Теперь Мэгги даже при всем желания не смогла бы ничего сказать; дверь гостиной отворилась, и Минни уже приветствовала недовольным ворчанием стройного молодого человека, который подошел к Люси и, пожав ей руку, о чем-то спросил, выражая тоном и взглядом больше нежности, нежели того требует простая учтивость: он явно не подозревал, что в комнате присутствует третье лицо.
— Позвольте мне представить вас моей кузине мисс Талливер, — не скрывая легкого злорадства, промолвила Люси и обернулась к Мэгги, которая, отойдя от окна, приближалась к ним.
Стивен не сразу справился с изумлением, охватившим его при виде этой высокой темноглазой нимфы с головкой, увенчанной короной черных блестящих волос; Мэгги, в свою очередь, испытала незнакомое доселе чувство: впервые в жизни ей была принесена дань в виде румянца смущения и низкого поклона, в котором склонился перед ней статный молодой человек, почему-то внушивший ей робость. Это новое ощущение было приятным — настолько приятным, что почти улеглась тревога, вызванная в ней упоминанием о Филипе. И когда она села в кресло, глаза ее ярко блестели, а на щеках играли краски, придававшие особую прелесть ее лицу.
— Теперь оцените, какой поразительно верный портрет вы нарисовали позавчера, — сказала Люси, милым смехом выражая свое торжество. Она наслаждалась замешательством своего возлюбленного, тем более что обычно все преимущества были на его стороне.

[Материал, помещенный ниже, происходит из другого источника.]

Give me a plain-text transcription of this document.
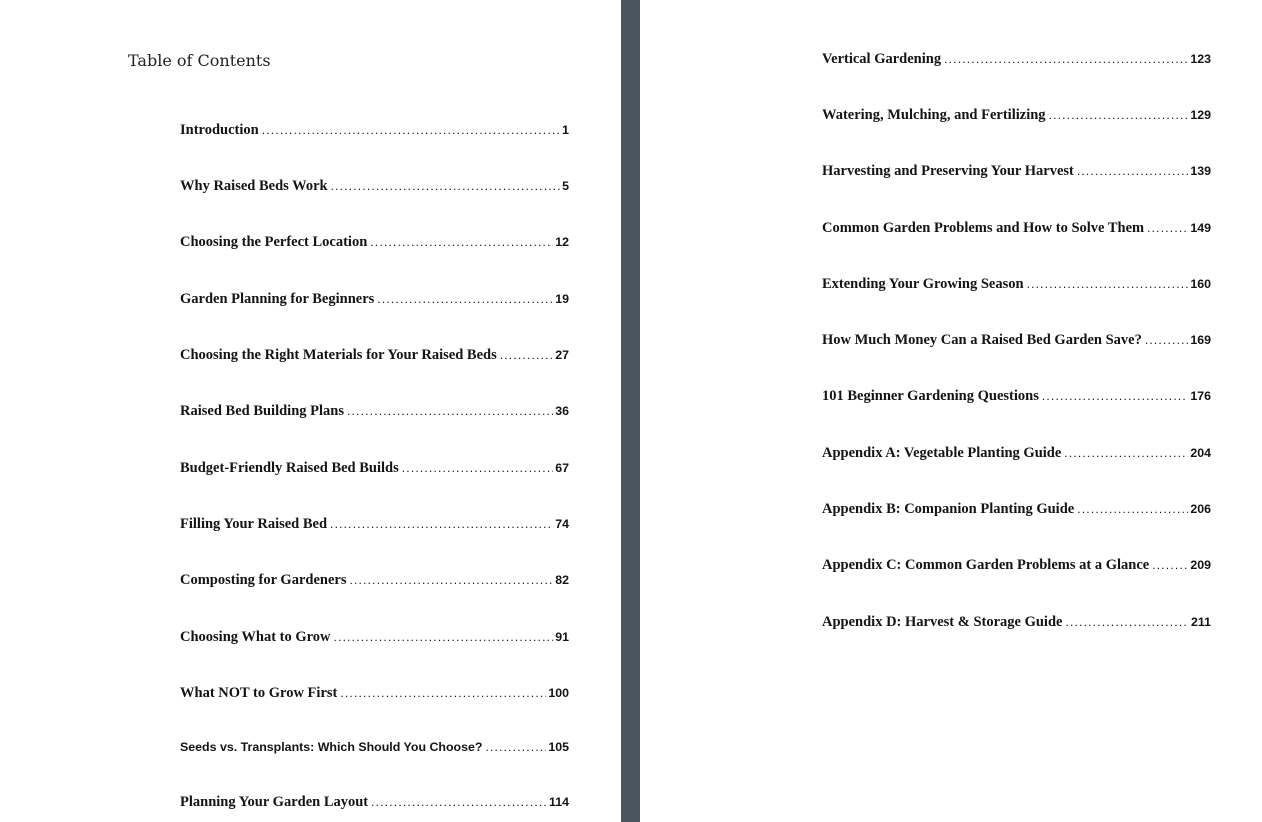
Table of Contents
Introduction .....	1
Why Raised Beds Work .....	5
Choosing the Perfect Location .....	12
Garden Planning for Beginners .....	19
Choosing the Right Materials for Your Raised Beds .....	27
Raised Bed Building Plans .....	36
Budget-Friendly Raised Bed Builds .....	67
Filling Your Raised Bed .....	74
Composting for Gardeners .....	82
Choosing What to Grow .....	91
What NOT to Grow First .....	100
Seeds vs. Transplants: Which Should You Choose? .....	105
Planning Your Garden Layout .....	114
Vertical Gardening .....	123
Watering, Mulching, and Fertilizing .....	129
Harvesting and Preserving Your Harvest .....	139
Common Garden Problems and How to Solve Them .....	149
Extending Your Growing Season .....	160
How Much Money Can a Raised Bed Garden Save? .....	169
101 Beginner Gardening Questions .....	176
Appendix A: Vegetable Planting Guide .....	204
Appendix B: Companion Planting Guide .....	206
Appendix C: Common Garden Problems at a Glance .....	209
Appendix D: Harvest & Storage Guide .....	211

— Ваша коварная кузина ввела меня в заблуждение, мисс Талливер, — сказал Стивен и, усевшись подле Люси, принялся играть с Минни; на Мэгги он взглядывал только украдкой. — Мисс Дин говорила, что у вас голубые глаза и светлые волосы.
— Простите, это говорили вы. Я только не хотела поколебать в вас веры в ваш дар ясновидения.
— Желал бы я всегда так грешить против истины, — сказал Стивен, — и потом убеждаться, что реальность много прекраснее моих предвзятых суждений.
— Вы с честью вышли из неловкого положения, сказав то, к чему вас обязывает учтивость, — проговорила Мэгги.
В ее взгляде сверкнул легкий вызов; Мэгги понимала, что портрет, нарисованный Стивеном заочно, отнюдь ей не льстил. Люси ведь говорила, что он склонен к насмешке. И весьма самоуверен, мысленно добавила она.
«Однако с ней надо быть настороже!» — мелькнуло в голове у Стивена. Позже, когда Мэгги склонилась над шитьем, он подумал: «Хотел бы я, чтобы она снова на меня посмотрела» — и наконец ответил:
— Я полагаю, учтивые фразы время от времени отвечают своему назначению. Когда мы говорим «благодарю вас», мы действительно испытываем благодарность, и не наша вина, что те же слова люди произносят, желая отклонить не очень приятное предложение. Согласны вы со мной, мисс Талливер?
— Нет, — ответила Мэгги, глядя ему прямо в глаза. — Когда мы произносим обычные слова по какому-нибудь необычному поводу, они звучат особенно выразительно: ведь они сразу обретают особый смысл, как старые знамена или будничное платье в храме.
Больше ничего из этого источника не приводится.